By Joseph Domelowicz Jr.
When the Everett City Council voted last month to establish its own task force to address the opioid crisis in Everett, Committee chairman John Leo McKinnon said the committee would be a real working committee that would meet with the Board of health and Mayor Carlo DeMaria’s already established Opioid task Force and community groups like Everett Overcoming Addiction, to create real change in the way the city seeks to help residents struggling with addiction and their families.
Jaded City hall watchers may have wondered what the task force could actually do to help combat the disease, while other skeptics may have thought that the newly formed Opioid Crisis Committee would be nothing more than a public relations effort.

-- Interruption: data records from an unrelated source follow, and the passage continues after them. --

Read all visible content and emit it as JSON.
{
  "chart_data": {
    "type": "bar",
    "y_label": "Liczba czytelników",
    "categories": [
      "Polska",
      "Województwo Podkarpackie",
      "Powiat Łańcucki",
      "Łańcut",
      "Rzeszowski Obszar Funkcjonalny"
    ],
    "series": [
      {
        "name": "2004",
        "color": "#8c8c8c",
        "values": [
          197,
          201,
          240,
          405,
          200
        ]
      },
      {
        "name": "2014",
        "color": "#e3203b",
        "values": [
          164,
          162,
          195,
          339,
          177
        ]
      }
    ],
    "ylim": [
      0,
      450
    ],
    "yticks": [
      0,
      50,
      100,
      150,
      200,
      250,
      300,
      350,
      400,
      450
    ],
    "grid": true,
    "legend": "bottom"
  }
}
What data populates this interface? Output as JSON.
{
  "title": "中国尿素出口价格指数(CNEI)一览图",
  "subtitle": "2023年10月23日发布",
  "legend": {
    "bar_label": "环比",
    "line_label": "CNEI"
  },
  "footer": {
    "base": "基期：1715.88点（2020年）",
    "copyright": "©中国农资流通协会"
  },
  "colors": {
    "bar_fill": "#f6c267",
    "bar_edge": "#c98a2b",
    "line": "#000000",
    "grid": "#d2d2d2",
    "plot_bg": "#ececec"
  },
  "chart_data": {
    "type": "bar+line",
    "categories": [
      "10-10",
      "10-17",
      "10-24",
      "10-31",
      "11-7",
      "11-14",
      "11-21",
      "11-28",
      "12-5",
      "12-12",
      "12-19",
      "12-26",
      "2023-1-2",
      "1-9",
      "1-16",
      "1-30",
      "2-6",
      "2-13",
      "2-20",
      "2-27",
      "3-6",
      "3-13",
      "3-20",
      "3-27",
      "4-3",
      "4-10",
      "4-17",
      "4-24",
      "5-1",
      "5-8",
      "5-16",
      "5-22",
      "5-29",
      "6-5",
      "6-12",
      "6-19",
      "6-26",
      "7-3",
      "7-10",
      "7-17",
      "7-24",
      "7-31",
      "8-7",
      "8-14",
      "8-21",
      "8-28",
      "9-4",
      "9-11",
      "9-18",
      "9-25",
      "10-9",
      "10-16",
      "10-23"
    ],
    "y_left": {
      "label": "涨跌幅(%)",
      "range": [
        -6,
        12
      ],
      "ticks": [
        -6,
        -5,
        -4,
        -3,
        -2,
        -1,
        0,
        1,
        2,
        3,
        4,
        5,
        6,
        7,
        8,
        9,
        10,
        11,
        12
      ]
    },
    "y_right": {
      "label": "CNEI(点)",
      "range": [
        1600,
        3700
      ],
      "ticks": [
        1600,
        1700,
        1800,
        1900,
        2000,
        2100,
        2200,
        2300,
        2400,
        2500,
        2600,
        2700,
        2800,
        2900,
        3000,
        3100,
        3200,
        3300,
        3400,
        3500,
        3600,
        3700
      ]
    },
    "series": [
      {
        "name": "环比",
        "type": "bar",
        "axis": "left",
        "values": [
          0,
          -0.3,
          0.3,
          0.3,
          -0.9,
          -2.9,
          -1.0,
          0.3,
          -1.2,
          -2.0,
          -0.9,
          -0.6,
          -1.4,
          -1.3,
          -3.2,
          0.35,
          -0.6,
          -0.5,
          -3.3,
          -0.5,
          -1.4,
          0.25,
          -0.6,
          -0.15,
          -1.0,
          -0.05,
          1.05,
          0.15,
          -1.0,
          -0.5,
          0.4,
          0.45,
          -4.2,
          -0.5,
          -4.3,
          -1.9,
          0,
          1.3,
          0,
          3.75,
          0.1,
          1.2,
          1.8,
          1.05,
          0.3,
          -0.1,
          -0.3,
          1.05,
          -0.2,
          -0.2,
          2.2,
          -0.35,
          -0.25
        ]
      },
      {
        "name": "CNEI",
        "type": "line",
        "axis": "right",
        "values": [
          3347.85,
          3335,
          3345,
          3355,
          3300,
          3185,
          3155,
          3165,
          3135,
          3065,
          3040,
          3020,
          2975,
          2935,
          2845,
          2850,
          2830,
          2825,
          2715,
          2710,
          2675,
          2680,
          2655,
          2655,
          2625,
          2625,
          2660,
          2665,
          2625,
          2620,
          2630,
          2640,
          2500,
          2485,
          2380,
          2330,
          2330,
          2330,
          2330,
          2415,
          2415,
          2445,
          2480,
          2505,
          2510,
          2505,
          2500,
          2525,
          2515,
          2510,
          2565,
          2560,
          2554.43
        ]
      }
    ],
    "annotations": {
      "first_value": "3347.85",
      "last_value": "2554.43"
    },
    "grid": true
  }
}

Such pessimism, it seems, is ill-placed.
Since establishing the committee in early February, McKinnon and the other councilors who comprise the committee, including Anthony DiPierro, Michael Mangan, Michael McLaughlin, have already been actively meeting with other organizations in the city to determine the best strategies for going forward, while also marking out actual ways they can help.
McKinnon, in fact, has worked with the Massachusetts Department of Public Health (DPH) and its subsidiary organization the Bureau of Substance Abuse Services (BSAS) to bring thousands of addiction recovery kits, and information into the city, including through the health department, school department, and other service organizations.
The materials, which include a DVD of the “Stengthening Families Program” for families with children ages 7 to 17, pamphlets and brochures about how to talk to a family member struggling with opioid addiction and a youth and young adult addiction services directory, that is broken down by type of service (ie., outpatient or residential treatment) and region of the state. The materials are also bilingual.
“At this point we are just trying to get this information out to as many people as possible,” explained McKinnon. “We want to make sure that anyone in the city who is dealing with addiction or has a family member dealing with addiction, knows how to get the services they need to save lives.”
McKinnon also noted that Everett’s recent ranking as the city with the most overdoses last year has changed the tenor of conversation among all city workers and elected officials.
“We need to do something to help these people, it is a disease and too many people are dying,” he said.
McKinnon said the City Council will continue doing what it can to raise awareness about the opioid epidemic in Everett and across the state and said that other future efforts may include leading the charge to have more access and training in the use of naloxone (Narcan), which has been proven to reverse the effects of an opioid overdose and saving lives.